Richard Ford was born in Jackson, Mississippi (1944). After college, a stint in law school convinced him to be a writer, because, he once said, “Like writing briefs, stories try to persuade someone.” He sold two novels that got good reviews but didn’t sell very well before he decided to hang it up and become a sportswriter. After a couple of years of that, he started writing a novel about a sportswriter named Frank Bascombe, whose life is a mess. That book, The Sportswriter (1986), made his name and introduced Frank Bascombe to the world.
Richard Ford has spent over 30 years writing about Frank Bascombe, taking him from marriage to divorce, through the death of a child, and into the arms of various women. Ford has meticulous files on Bascombe and other characters, keeping notes on ripped up pieces of hotel stationary and small pieces of paper, and eventually types them up and puts them in ring-bound notebooks. When he’s ready to write, he says, “I just pick at them, very patiently, and I mean it takes months, and I know what I’m writing, because part of the collation of these notes indicates that I think I’m writing something. And then I start making files. I like to put them in the freezer, so if the house burns down, the freezer won’t.”

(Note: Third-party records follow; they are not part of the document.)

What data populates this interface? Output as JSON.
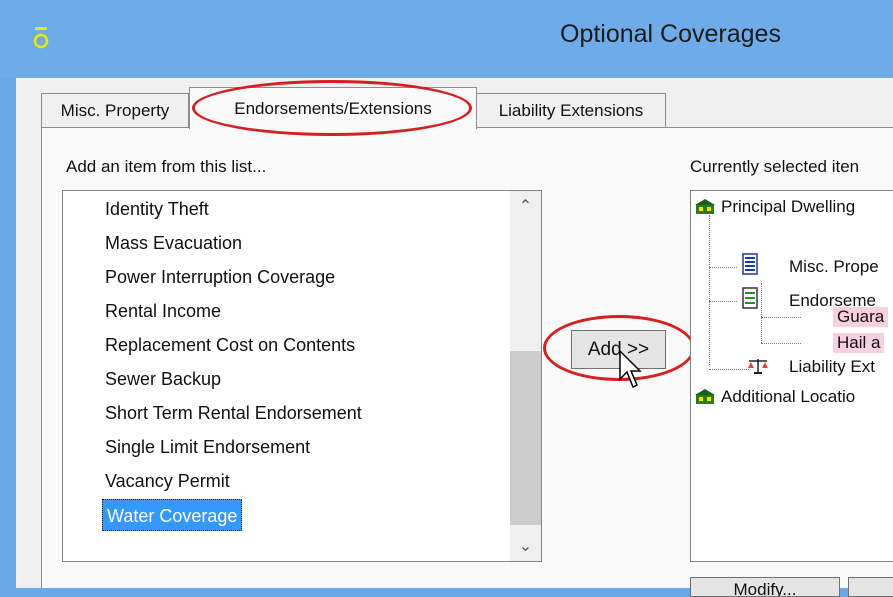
{
  "window": {
    "title": "Optional Coverages"
  },
  "tabs": [
    {
      "label": "Misc. Property"
    },
    {
      "label": "Endorsements/Extensions"
    },
    {
      "label": "Liability Extensions"
    }
  ],
  "left_panel": {
    "label": "Add an item from this list...",
    "items": [
      "Identity Theft",
      "Mass Evacuation",
      "Power Interruption Coverage",
      "Rental Income",
      "Replacement Cost on Contents",
      "Sewer Backup",
      "Short Term Rental Endorsement",
      "Single Limit Endorsement",
      "Vacancy Permit",
      "Water Coverage"
    ],
    "selected": "Water Coverage"
  },
  "add_button": {
    "label": "Add >>"
  },
  "right_panel": {
    "label": "Currently selected iten",
    "tree": {
      "root": "Principal Dwelling",
      "misc": "Misc. Prope",
      "endorse": "Endorseme",
      "guar": "Guara",
      "hail": "Hail a",
      "liability": "Liability Ext",
      "additional": "Additional Locatio"
    }
  },
  "bottom": {
    "modify_label": "Modify..."
  },
  "colors": {
    "selection": "#3399ff",
    "highlight_oval": "#d42020",
    "pink": "#f8d0e0",
    "titlebar": "#6fabe8"
  }
}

People often ask Ford about Bascombe as though he’s real person. He says: “Fictional characters aren’t people — except sometimes to readers who want them to be. And they’re especially not people to those of us who make them up. Instead, characters are imminently mutable, cobbled-together bits of language reflecting the this’s and that’s of a writer’s life — memory, fantasy, fears, desires, suppressed experience, shards of speech, half-noticed newspaper squibs, over-hearings, mishearings — all of it subjected to the writer’s often whimsical will, then put on to the page for others.”
On writing, Richard Ford says: “I like the part of being a writer in which you don’t feel the sides of anything. You don’t see the beginning, and you don’t see the end, you’re just in it.”